At The Lyric Opera Company of Guatemala, which he Co-Founded in 2016, he commissioned and performed nationally-televised original productions of Rigoletto and L'Elisir d'Amore. In 2017-18 he will conduct a new production of La Bohème with the company, as well as Verdi’s Requiem in collaboration with the Guatemala National Symphony Orchestra.
As a guest conductor, Mr. Pfeffer has recently collaborated with the Mariinsky Orchestra, The Juilliard Orchestra, The Guatemala National Symphony Orchestra, and The Symphonic Orchestra of the State Capella of St. Petersburg.
Mr.
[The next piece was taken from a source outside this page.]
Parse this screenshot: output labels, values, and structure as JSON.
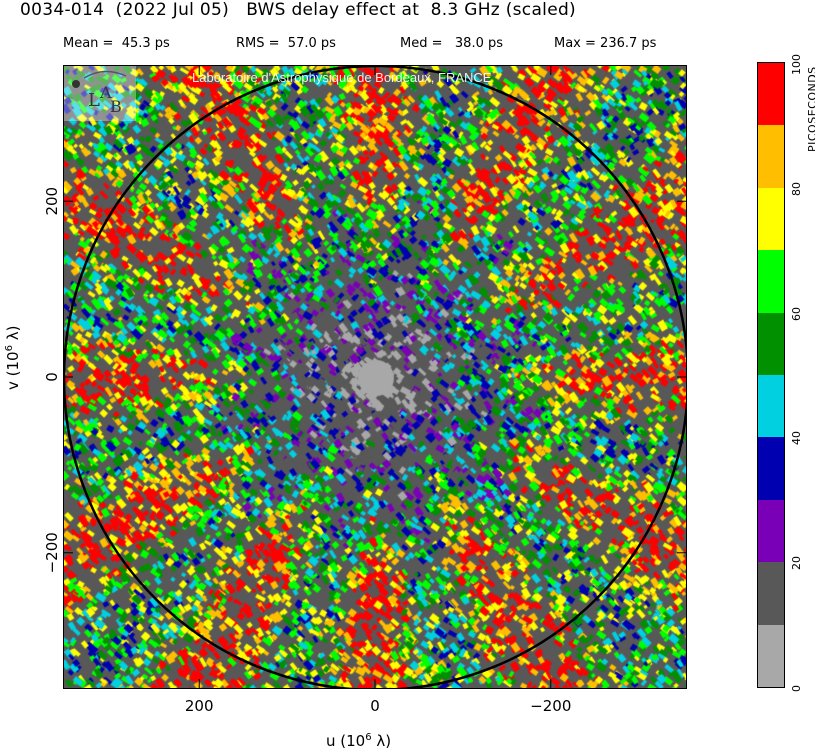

Pfeffer is an active concert pianist, whose career highlights included solo recitals at Carnegie Hall’s Weill Recital Hall; performances of the music of Chopin on the stage of The Metropolitan Opera in American Ballet Theatre's production of The Lady of the Camellias; a nationally-televised solo recital from the Russian Kremlin; and solo appearances with the Israel Philharmonic Orchestra among other orchestras.
Mr. Pfeffer is dedicated to promoting dialogue between Arabs and Jews in his native Israel. In 2009 he presented a concert in honor of peace at Carnegie Hall's Weill Recital Hall, benefiting the Jezreel Valley Music Center, in which Arabs and Jews study music together. The center was struggling with financial difficulties, and the performance helped raising funds that prevented it from closing. Mr. Pfeffer is honoured to have received the Davis Projects for Peace Award for this initiative.
Mr. Pfeffer is a recent graduate from The Juilliard School in New York City, where he was a student of Alan Gilbert. At Juilliard he was a recipient of the Bruno Walter Scholarship, the Charles Schiff Conducting Prize and the Norman Benzaquen Career Advancement Grant. He is also a graduate of Mannes College of Music and of The Metropolitan Opera's Lindemann Young Artist Development Program. Among his teachers were Pnina Salzman, Victor Rosenbaum, Richard Goode, David Hayes, Alan Gilbert, and James Levine.